Data choosing

I have chosen a data set called “ushealth” the same as for principal components analysis. This is a data set consisting of 50 measurements of 13 variables. It states for one year (1985) the reported number of deaths in the 50 states of the U.S. classified according to 7 categories (accident, cardiovascular, cancer, pulmonar, pneumonia, diabetis, liver) and some other variables describing number of doctors and hospitals, land area, population and specification of US region ad division. We will at first perform principal analysis and then connect it with results from factor analysis.

Hierarchical clustering

At first we take just data including information about number of deaths and make distance matrix out of them. Then we compute clusters and plot dendrogram where we distinguish between different regions:

D <- dist(ushealth[,3:9])
HC1 <- hclust(D)
local({
  colLab <<- function(n) {
    if(is.leaf(n)) {
      a <- attributes(n)
      i <<- i+1
      attr(n, "edgePar") <-
        c(a$nodePar, list(col = mycols[n], lab.font= n%%4))
    }
    n
  }
  mycols <- as.numeric(ushealth$reg)
  i <- 0
})

x.clust.dend1 <- dendrapply(as.dendrogram(HC1), colLab)
plot(x.clust.dend1)

From the plot we can see that observation from the West region are mostly in the left and a lot of them near each other, but other observations are quite mixed in the remaining parts.

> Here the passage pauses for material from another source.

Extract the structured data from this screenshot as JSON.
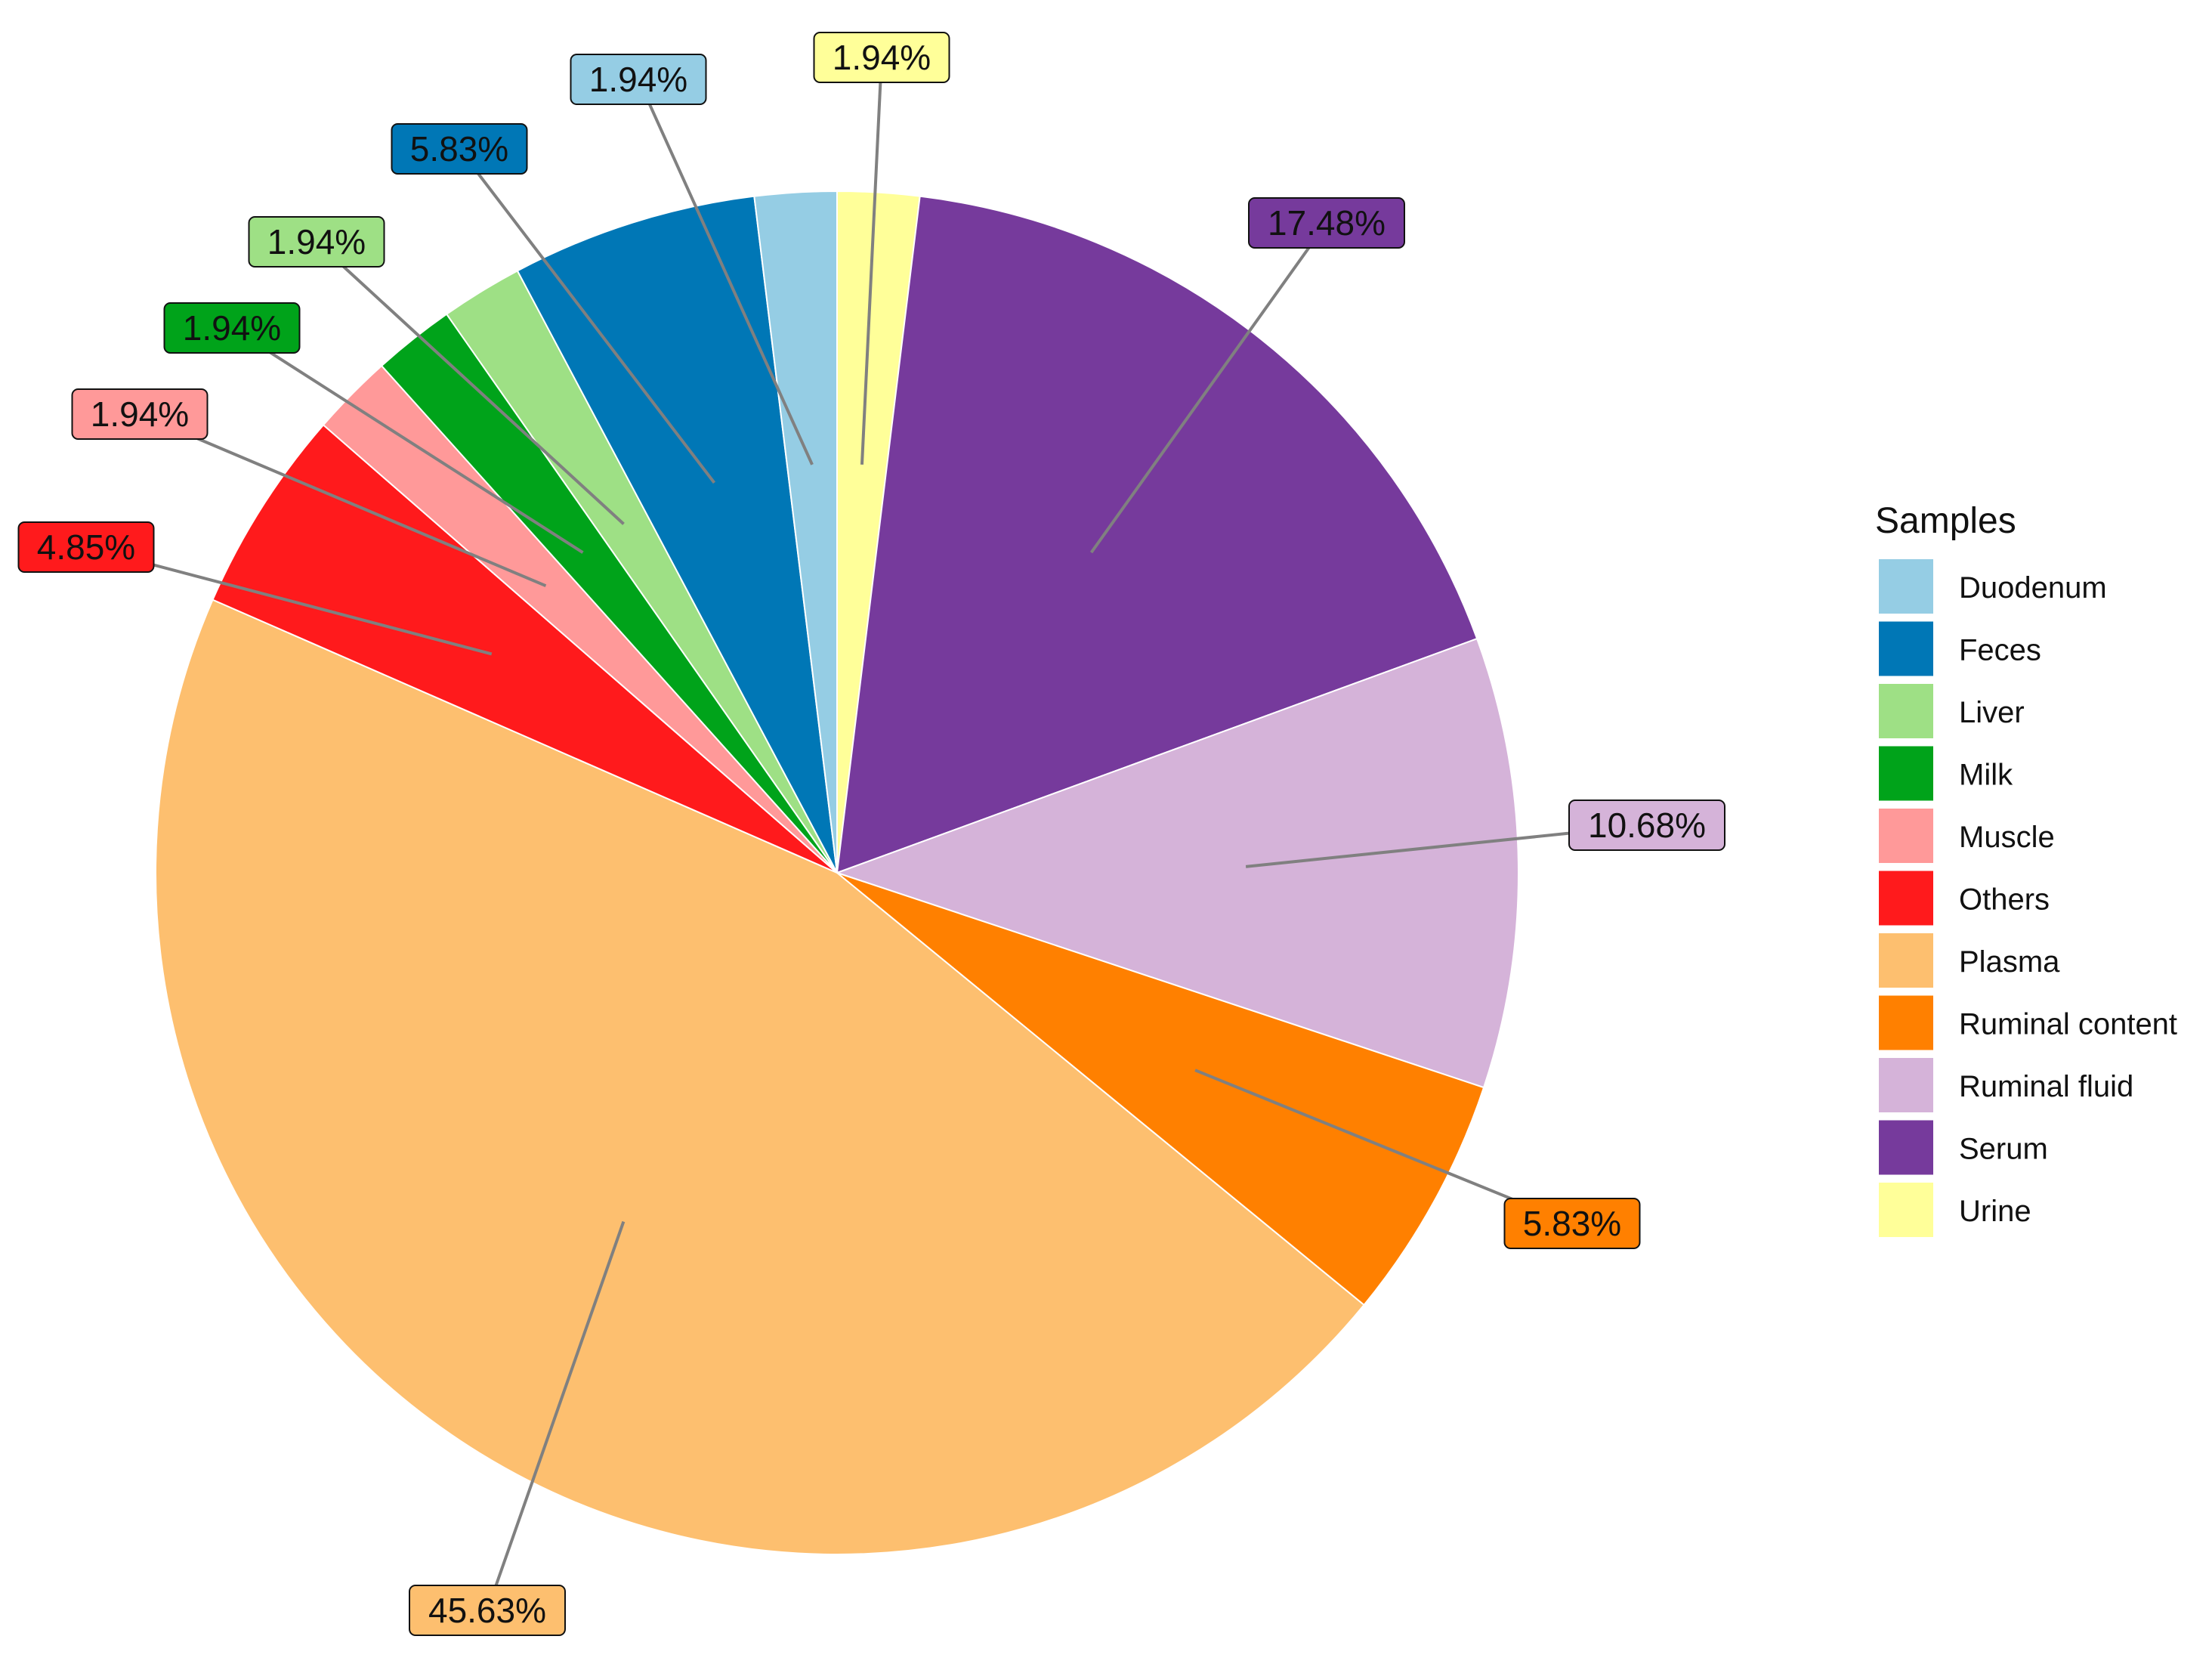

Non-hierarchical Clustering

Next we perform K means algorithm where we choose number of groups as 4. Then we plot few plots trying to distinguish between groups nicely.

set.seed(12345)
Kmeans <- kmeans(ushealth[3:9], centers = 4)
colVector <- as.numeric(Kmeans$cluster)

plot(ushealth[,3] ~ ushealth[,5], bg = colVector, xlab = "Deaths(cancer)", ylab = "Deaths(accident)", pch = 21, col = "black")
points(Kmeans$centers[,1] ~ Kmeans$centers[,3], col = 1:4, pch = 8, cex = 2)

cols <- as.numeric(ushealth$reg)
cols[cols==1]=5
cols[cols==2]=1
cols[cols==5]=2

plot(ushealth[,4] ~ ushealth[,5], bg = colVector, xlab = "Deaths(cancer)", ylab = "Deaths(cardio)", pch = 21, col = "black")
points(Kmeans$centers[,2] ~ Kmeans$centers[,3], col = 1:4, pch = 8, cex = 2)
text((ushealth[,4] + 12) ~ ushealth[,5],labels=rownames(ushealth), col=cols, cex = 0.5)

In the plots we can see different clusters while comparing number of deaths from different reasons(accident vs. cancer, cardio vs. cancer) with their means. We have added also labels colored by regions into the second plot and we again observe that the clusters made out of K means algorithm match the regions quite well especially in extreme values and again mainly in the West.